Douglas Stock Gallery offers a wide range of antique Oriental rugs, though we specialize in a few types in particular. Here is some background information on rug types you will frequently find at Douglas Stock Gallery.
BIDJAR RUGS: Known as “The Iron Rug of Persia”, Bidjar rugs were woven in northwest Persia’s Kurdistan Province. The construction of Bidjar rugs is what makes them so durable. In the weaving process, a metal comb and hammer are used to pack down the rows of knots and multiple weft threads (horizontal foundation threads) are used. This results in a “double knot” or “depressed knot”, where one half of the knot appears almost directly over the other half. This, coupled with generally very high grade wool, results in a heavy weight textile that is dense and durable. In antique Bidjar rugs, natural dyes were generally used into the 1920s. In our selection of contemporary hand woven Bidjar rugs, both natural dyes and hand spun wool are used, similar to the traditional process used in the production of Bidjar rugs in the 19th century.
Bidjar weavers used a wide range of designs, including the Harshang design of various palmettes; the Split Arabesque design, with Arabesque and strap work designs; the Mina Hani design of flowerheads and lattice work; the classical Herati design featuring a flowerhead within diamond, with leaves or fish surrounding the diamond; various versions of “open field” formats, often with a central medallion and large “anchor” pendants; the Afshan design of flowerheads and leaves; and other formats.
HERIZ RUGS: Antique Heriz rugs were woven in northwest Persia’s Azerbaijan Province.

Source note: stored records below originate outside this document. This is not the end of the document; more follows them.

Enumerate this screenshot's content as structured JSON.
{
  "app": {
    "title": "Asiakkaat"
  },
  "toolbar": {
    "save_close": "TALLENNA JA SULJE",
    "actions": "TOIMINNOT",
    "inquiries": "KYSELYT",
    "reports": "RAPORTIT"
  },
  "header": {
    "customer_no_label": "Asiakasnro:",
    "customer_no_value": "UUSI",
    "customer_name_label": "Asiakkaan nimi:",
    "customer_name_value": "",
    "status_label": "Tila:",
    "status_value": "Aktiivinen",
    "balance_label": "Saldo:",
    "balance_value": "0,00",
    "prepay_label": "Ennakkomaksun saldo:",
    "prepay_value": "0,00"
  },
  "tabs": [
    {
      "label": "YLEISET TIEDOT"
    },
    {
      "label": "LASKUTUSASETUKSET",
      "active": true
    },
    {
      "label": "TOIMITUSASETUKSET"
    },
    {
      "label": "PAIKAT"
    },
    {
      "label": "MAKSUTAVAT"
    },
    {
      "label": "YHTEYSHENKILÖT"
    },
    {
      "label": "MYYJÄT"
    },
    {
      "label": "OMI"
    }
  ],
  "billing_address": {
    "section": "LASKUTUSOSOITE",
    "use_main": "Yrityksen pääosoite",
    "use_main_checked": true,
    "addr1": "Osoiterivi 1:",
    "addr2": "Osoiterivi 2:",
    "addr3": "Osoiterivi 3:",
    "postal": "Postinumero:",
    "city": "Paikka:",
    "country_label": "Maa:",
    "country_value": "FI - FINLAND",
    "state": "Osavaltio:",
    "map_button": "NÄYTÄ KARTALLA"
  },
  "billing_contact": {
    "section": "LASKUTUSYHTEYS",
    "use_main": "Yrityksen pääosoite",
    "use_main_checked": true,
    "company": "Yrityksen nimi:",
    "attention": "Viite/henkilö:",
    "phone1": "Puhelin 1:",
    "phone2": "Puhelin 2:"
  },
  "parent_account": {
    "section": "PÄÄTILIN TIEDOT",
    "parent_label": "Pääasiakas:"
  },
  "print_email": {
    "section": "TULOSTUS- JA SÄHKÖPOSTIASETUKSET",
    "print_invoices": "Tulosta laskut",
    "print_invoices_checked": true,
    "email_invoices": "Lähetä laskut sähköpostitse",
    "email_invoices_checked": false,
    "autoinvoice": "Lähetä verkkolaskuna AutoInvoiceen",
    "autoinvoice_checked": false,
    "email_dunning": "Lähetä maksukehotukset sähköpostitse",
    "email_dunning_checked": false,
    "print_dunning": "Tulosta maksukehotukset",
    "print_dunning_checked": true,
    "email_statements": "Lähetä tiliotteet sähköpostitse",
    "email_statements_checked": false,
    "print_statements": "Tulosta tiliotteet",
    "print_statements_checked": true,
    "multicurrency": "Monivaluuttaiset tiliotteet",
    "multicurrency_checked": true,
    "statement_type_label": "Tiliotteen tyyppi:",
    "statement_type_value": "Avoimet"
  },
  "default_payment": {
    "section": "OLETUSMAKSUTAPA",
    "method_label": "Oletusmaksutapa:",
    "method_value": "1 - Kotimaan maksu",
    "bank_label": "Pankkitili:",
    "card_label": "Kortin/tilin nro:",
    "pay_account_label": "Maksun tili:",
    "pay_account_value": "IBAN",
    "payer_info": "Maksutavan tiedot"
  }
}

They are renowned for their splendid colors and geometric designs. Many people are drawn to geometric, “tribal”-like designs. But nomadic weavers rarely had the ability to produce room size carpets. Although Heriz is a village, and the weavers are sedentary and not part of a particular tribal group, carpets produced here are an anomaly within the general Persian carpet range, in that room size carpets tend to reflect rectilinear articulation of motifs and often a lot of open space between motifs, giving the carpet an appearance along the lines of what a large version of a tribal rug might look like.
Heriz weavers utilizied natural dyes up into the 1920s and sometimes even 1930s; and our hand woven, contemporary Heriz rugs again use natural dyes and hand spun wool.
Heriz rugs and carpets tend to be quite durable. They generally feature a coarse to medium fine weave and high wool quality.
19th century Heriz carpets are often colloquially referred to as “Serapi” carpets. The best examples can be quite expensive and are among the most prized carpets for both traditional and modern interiors, given their geometric designs and magnificent colors.